Il y a quelques jours j’étais invité à témoigner à la Convention ADN Tourisme « Acte I : pour un tourisme positif » à Marseille, autour de la thématique « Des territoires vivants : comment intégrer les habitants à la dynamique touristique et renouveler l’offre ? »
J’ai à cette occasion évoqué les choix stratégiques d’un certain nombre de territoires et de collègues qui ont mis les habitants au centre du jeu, je pense notamment au Seignanx avec Jérome Lay, au Comptoir des Loisirs à Evreux (poke à mon néo voisin Christophe Gavet), au Comptoir Local Aunis Marais Poitevin, n’est-ce pas Julie Touya, et plus récemment à plus grande échelle avec la mutation opérée par le CRT d’Occitanie qui est devenu le Comité Régional du Tourisme et des Loisirs avec Jean Pinard aux manettes.

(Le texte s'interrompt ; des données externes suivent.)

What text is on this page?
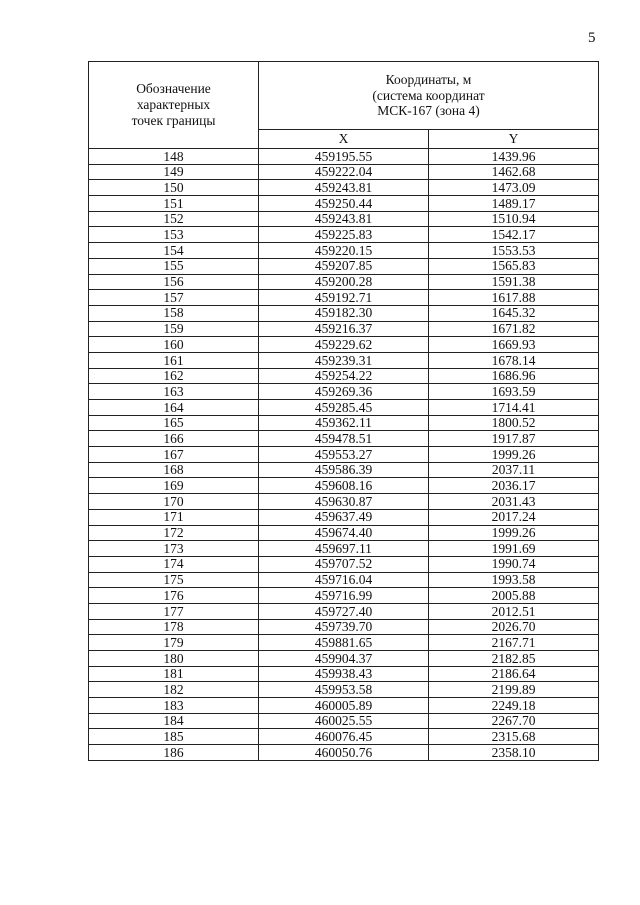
5
Обозначение
характерных
точек границы	Координаты, м
(система координат
МСК-167 (зона 4)	

	X	Y
148	459195.55	1439.96
149	459222.04	1462.68
150	459243.81	1473.09
151	459250.44	1489.17
152	459243.81	1510.94
153	459225.83	1542.17
154	459220.15	1553.53
155	459207.85	1565.83
156	459200.28	1591.38
157	459192.71	1617.88
158	459182.30	1645.32
159	459216.37	1671.82
160	459229.62	1669.93
161	459239.31	1678.14
162	459254.22	1686.96
163	459269.36	1693.59
164	459285.45	1714.41
165	459362.11	1800.52
166	459478.51	1917.87
167	459553.27	1999.26
168	459586.39	2037.11
169	459608.16	2036.17
170	459630.87	2031.43
171	459637.49	2017.24
172	459674.40	1999.26
173	459697.11	1991.69
174	459707.52	1990.74
175	459716.04	1993.58
176	459716.99	2005.88
177	459727.40	2012.51
178	459739.70	2026.70
179	459881.65	2167.71
180	459904.37	2182.85
181	459938.43	2186.64
182	459953.58	2199.89
183	460005.89	2249.18
184	460025.55	2267.70
185	460076.45	2315.68
186	460050.76	2358.10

Enfin, last but not least, l’excellente MONA déroule depuis des années une méthodologie à tiroirs pour aider les OGDs à travailler sur ces sujet.
Bref les initiatives ne manquent pas, et sont appelées à se renforcer dans les années qui viennent, aussi bien pour favoriser la consommation intérieure que pour répondre dans certains territoires au tourisme bashing, qu’il soit justifié ou pas.
Mais finalement à la réflexion je réalise que ce questionnement autour de l’intégration des habitants laisse de côté un certain nombre d’aspects, qui méritent d’être soulignés.
L’habitant victime, ou bourReau ?
Notre réflexion depuis quelques années a progressivement glissé vers une posture défensive, la vox populi, les media et les réseaux sociaux ayant converti le « touriste » en agresseur donc en « méchant », les habitants étant les « gentils ».
Mais le sont-ils tant que cela ? Plusieurs exemples m’incitent à douter d’une version aussi manichéenne :
Le « surtourisme » est très souvent d’origine locale, et des calanques marseillaises aux sommets du Pays Basque il suffit de regarder les plaques d’immatriculation et d’écouter l’accent des promeneurs pour identifier d’où ils viennent majoritairement. Et cette tendance s’est encore renforcée après les confinements successifs. Les politiques publiques encouragent à juste titre un tourisme local et de proximité, mais le corollaire en est une surfréquentation « locale » tout aussi destructrice qu’une surfréquentation « exogène ». D’où l’intérêt dans les cas extrêmes de démarches de démarketing comme celle menée par le PNR des Calanques, dont les résultats semblent prometteurs, et aussi d’actions de pédagogie et de médiation en direction des différents publics visés (scolaires, randonneurs…)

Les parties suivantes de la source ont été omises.